The first part of the book is devoted to how Moltmann understands ‘The Kingdom of God’ as the fundamental symbol of hope for humanity, and how he sees the presence of God’s reign and kingdom in history as hidden and paradoxical. The second part discuss the way in which the Book of Revelation uses royal and other political language in its portrait of the future and God’s presence in history. The later chapters also seek to explore how Moltmann and the Apocalypse may mutually inform each other, how Moltmann may help us read this biblical book today, and how it in turn may overcome some of the weaknesses in Moltmann’s proposal.
This is not an analysis of the significance of the Kingdom of God in contemporary theology as a whole, but a close reading of how it functions in one significant modern theologian and an attentive reading of how Revelation deals with the kind of questions and concerns that Moltmann’s view of the kingdom raises.

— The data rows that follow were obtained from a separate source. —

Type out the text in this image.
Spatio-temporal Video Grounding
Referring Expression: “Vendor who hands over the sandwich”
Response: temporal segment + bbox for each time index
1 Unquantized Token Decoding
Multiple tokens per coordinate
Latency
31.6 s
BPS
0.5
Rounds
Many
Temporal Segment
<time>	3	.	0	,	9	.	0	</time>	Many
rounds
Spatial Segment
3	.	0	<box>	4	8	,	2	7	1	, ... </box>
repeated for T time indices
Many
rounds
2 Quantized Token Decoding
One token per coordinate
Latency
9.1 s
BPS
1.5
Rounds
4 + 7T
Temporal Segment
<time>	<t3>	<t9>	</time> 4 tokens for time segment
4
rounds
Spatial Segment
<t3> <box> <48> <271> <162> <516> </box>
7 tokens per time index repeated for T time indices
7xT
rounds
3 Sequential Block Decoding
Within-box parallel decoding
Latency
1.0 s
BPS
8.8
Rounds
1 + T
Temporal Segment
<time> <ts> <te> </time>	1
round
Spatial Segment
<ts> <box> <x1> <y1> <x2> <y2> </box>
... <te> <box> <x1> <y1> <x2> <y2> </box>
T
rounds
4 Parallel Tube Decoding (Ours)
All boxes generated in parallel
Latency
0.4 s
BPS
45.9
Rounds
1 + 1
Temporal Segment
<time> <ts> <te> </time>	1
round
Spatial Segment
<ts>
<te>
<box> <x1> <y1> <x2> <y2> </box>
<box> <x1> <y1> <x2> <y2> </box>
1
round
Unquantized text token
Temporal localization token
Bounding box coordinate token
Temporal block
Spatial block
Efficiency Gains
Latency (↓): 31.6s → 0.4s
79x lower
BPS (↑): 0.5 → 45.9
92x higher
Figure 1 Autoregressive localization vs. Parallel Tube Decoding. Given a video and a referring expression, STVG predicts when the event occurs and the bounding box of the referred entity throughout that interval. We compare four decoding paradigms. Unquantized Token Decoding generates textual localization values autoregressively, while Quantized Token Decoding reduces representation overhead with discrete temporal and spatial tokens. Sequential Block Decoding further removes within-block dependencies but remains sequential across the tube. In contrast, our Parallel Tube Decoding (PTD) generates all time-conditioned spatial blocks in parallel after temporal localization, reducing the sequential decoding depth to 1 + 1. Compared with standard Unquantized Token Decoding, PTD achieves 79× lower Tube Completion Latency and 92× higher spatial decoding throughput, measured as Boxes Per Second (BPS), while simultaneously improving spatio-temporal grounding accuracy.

There has been a movement on the part of some biblical scholars and some systematic theologians to bring their disciplines back together after a long period of alienation. This is not a matter of dissolving one into the other, but of finding ways in which serious dialogue can bear fruit. Poul Guttesen’s work is an exemplary contribution to this. By engaging Jürgen Moltmann’s theology and the biblical book of Revelation in a mutually illuminating dialogue Guttesen is, of course, hosting such an encounter within the creative theological context of his own engagement with both. He enters with sympathy and perception into both of these visions of the kingdom of God, with their very different theological idioms, and explores both the consonances and the tensions he finds between them.